Paul Schaffer is a fascinating guy. At once both nerdy and cool, like fellow countryman Geddy Lee, he has lived a musician’s dream, playing continually and successfully, backing up everyone who is anyone, and spending what seems like every waking moment immersed in music.
His autobiography, We’ll be here for the rest of our lives, is a fabulous romp through thirty or more years of his life, from his time as a young man growing up in Thunder Bay, where his lawyer father looked past his obvious talent on the family piano at Bar Mitzvahs and expected him to pursue a career in law, up to his current gig as musical director of David Letterman’s show.

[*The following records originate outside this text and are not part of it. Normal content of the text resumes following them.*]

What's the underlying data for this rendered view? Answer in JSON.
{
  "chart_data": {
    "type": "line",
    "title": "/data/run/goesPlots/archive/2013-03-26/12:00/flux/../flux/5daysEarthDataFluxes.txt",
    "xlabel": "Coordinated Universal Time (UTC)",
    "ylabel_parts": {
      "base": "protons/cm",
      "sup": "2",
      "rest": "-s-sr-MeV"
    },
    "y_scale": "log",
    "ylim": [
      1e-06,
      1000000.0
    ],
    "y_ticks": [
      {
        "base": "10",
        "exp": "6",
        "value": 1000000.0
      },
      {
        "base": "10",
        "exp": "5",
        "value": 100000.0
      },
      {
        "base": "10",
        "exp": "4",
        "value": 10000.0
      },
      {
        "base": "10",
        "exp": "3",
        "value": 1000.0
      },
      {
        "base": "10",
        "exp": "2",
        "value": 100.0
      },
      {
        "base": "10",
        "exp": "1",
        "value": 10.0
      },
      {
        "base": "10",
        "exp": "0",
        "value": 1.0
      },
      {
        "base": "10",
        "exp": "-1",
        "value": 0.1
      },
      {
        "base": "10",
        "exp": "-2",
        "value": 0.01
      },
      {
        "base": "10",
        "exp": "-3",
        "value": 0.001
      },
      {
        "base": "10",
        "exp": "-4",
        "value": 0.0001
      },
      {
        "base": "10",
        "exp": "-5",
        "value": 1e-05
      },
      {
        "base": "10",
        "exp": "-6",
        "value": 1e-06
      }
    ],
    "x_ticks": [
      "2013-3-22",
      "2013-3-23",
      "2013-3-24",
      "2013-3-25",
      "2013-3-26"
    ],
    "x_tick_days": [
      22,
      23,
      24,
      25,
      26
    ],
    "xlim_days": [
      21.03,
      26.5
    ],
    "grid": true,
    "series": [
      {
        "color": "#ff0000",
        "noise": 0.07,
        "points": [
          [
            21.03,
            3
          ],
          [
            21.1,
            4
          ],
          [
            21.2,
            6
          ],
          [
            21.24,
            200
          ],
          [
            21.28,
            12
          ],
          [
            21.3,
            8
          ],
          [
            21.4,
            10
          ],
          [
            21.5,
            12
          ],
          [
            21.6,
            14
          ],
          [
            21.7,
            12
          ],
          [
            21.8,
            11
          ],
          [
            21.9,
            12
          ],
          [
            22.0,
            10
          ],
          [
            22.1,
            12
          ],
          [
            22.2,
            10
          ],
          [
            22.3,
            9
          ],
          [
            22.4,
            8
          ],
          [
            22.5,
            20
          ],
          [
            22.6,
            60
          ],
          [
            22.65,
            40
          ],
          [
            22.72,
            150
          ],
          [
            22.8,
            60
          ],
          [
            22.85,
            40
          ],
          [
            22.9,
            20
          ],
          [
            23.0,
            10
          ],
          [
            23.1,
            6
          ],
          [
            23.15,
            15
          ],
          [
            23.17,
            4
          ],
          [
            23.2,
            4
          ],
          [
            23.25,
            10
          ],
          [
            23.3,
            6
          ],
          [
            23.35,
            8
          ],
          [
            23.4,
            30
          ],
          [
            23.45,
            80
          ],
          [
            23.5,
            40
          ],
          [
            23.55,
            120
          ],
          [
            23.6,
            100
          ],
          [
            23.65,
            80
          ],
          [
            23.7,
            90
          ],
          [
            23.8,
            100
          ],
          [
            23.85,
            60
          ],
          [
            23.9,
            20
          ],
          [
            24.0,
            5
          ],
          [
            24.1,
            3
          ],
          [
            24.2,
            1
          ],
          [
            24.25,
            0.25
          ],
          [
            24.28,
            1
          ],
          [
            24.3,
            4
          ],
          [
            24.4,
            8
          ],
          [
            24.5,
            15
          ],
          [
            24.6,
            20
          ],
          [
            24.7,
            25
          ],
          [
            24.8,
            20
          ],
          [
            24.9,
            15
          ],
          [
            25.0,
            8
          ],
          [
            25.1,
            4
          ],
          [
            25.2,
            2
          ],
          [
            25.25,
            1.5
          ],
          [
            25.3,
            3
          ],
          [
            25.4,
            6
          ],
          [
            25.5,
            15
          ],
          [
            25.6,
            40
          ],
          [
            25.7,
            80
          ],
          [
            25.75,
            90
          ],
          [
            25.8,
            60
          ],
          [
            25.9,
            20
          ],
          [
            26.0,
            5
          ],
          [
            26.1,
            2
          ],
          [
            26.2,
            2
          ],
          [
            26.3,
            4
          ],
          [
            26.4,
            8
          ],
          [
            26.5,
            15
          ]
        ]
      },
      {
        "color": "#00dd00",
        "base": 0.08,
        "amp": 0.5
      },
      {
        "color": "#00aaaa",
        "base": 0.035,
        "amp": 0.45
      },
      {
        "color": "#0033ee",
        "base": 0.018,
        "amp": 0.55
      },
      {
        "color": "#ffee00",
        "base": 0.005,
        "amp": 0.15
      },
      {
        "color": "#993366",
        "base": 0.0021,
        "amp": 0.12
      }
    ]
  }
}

The audiobook is even better than the book itself, because Paul himself narrates it. His tone of voice carries with it a certain tone of disbelief, as if he can’t actually believe all of this is happening to him.
He describes coming to Toronto for the first time, as a student at U of T, finding work as a piano player for a local strip club, before hooking up with the cast of Godspell that gave birth to the cast of Saturday Night Live, SCTV, and many other comedy legends.
He is one of these guys who was either born with a musical horseshoe strategically placed, or he is the living embodiment of Samuel Goldwyn’s famous quote, “the harder I work, the luckier I get,” since every job he got seemed to lead to another bigger, better one.
He was the musical director for SNL; he was in Spinal Tap; he was almost an original Blues Brother – Belushi dropped him in a jealous snit for his collaborations with Gilda Radner, he busked with Miles Davis and David Foster in Scrooged, and of course, he penned “It’s Raining Men.”
His biography is a great adventure story in rock music history, a definite good read. Another great Canadian delivering great entertainment.